I woke up suddenly, feeling disoriented, knowing something was horribly, horribly wrong. I couldn't breathe. My chest was heavy, my head was fuzzy from the copious amounts of wine I had consumed, my eyes were red and gummy. Everything hurt. But the most concerning issue wasn't physical. I felt a weight of hurt so deep, so consuming, that I had trouble drawing breath.
As I came back to consciousness and the reality washed over me afresh, tears streamed down my face, and I was wracked with gut-wrenching sobs. It felt like the grief would tear me apart. I wrapped my arms around myself. I felt like I was shattered and had to hold my physical person together. I couldn't think of anything but the pain.
After that pain — the pain I suffered when I was finally forced to acknowledge that my husband's drinking problem was not going to change and that our marriage was over — I couldn't fathom the notion of getting my heart broken like that again. That fear controlled me for many years.
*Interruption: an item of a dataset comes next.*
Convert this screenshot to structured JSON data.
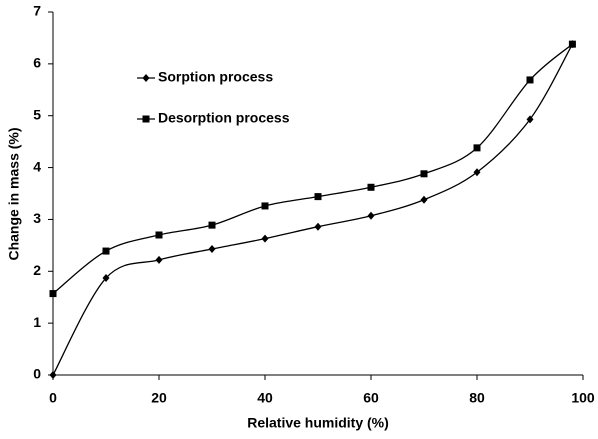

I flitted from country to country, backpacking through Southeast Asia; sleeping with gorgeous, heavily accented men; feeling safe in the knowledge that one of us would be on a bus to another exotic city the next day.
When I finally felt ready to return to the U.S. full time, I slowly dipped my toes back into the dating pool. I met Michael, a sweet, fun-loving guy who had moved back in with his mother two years ago when his business went bankrupt. He was “between jobs.” My dad jokingly called him "Without a Paddle."
It was only years later that I could look back on this string of "great guys" I dated for a month or two (at the most), and recognize that I realized I’d intentionally, subconsciously chosen men I could never fall in love with or have a serious relationship with. They always treated me well. The sex was great. We had fun. I never had to worry that they would break my heart. I didn't have to allow for the possibility that I might experience the kind of soul-wrenching, incapacitating grief I had experienced when I finally faced the truth about my 10-year marriage.
But, in truth, I wanted a real relationship. I wanted to get married again. I wanted to have beautiful, fat babies and live a life free of fear. I did some intense soul-searching. I worked with life coaches. I read every self-help book I could get my hands on.
In January, almost five years after my divorce, I met Peter: a gorgeous, happy-go-lucky, bearded bartender. Stable job? Check! His own place? Check! Looking for a serious relationship? Check! Emotionally healthy? Check! Yes! I had broken the pattern!
A month-long, whirlwind courtship followed. I had never fallen so breathlessly, recklessly, head-over-heels in love before. Peter made me feel safe. I told him my fears of having my heart broken again. I bared every dirty detail from my marriage and he held me while I cried.
His voice broke when he told me he thought I was his soul mate. He was terrified he had scared me away when he told me only two weeks into our relationship that he loved me, but by then I was madly in love with him.
I had finally found my person. Life seemed to just make sense. I cherished every kiss. Every “you make me so happy” text. I remember him finding me at a party and leaning in to whisper "I love you" with a quick kiss. I cherished it all. He assured me that he would never break my heart. I believed him.
And then it all went to hell. Peter had spent his whole life in love with a girl he had grown up with. As soon as she decided she loved him, he left me for her. Just like that.
I was left shaking and sobbing on the bathroom floor. My deepest fear had become my cold, hard reality.
But this isn't a story about defeat. Because I survived. I embraced my grief. I let myself feel it in every part of my body. I journaled. I screamed. I cursed the universe. I discovered an amazing dance-meets-meditation practice called Qoya that I find incredibly cathartic.
I was controlled by fear for many years. Despite trying to protect myself from it, making "rules" I thought would keep me safe, my worst fear came to pass. But I picked myself up. I chose to learn the lessons I needed to learn and let them make me stronger, more self-confident, and more self-aware. I had faced my monster and I came away scarred but ultimately triumphant.
A good friend told me, "It hurts until it doesn’t hurt anymore." When we try to run away from the pain of a breakup or loss, or let our fears control us — that is the moment we fail ourselves. Not before. Life is meant to be lived to the fullest. That means letting yourself experience every iota of the joys and the heartbreaks.
It hurts, but it's worth it. I wouldn’t trade those six weeks with Peter for anything. I wouldn’t change my marriage, or even my divorce, because those events shaped me. Without them, I wouldn't be the person I am today.
Today, that person is heartbroken. I took a risk by loving someone I never expected to break my heart. But it was worth it. So, I will lie here for a few more minutes until I can breathe through the pain, and then I'll get up. I'll continue to be grateful for what he taught me, the time we had, and the pain he caused me, because I now know how strong I am. And I love myself more for having had the strength to take a risk.
I am not advocating making bad choices. I am asking you not to make choices based mostly on fear — to make the hard choice when you know it's the right one. Leave the bad marriage even if you’re scared to be on your own. Love hard even though it might break your heart. Start your own business even though it’s risky. You never know your own strength until it’s tested.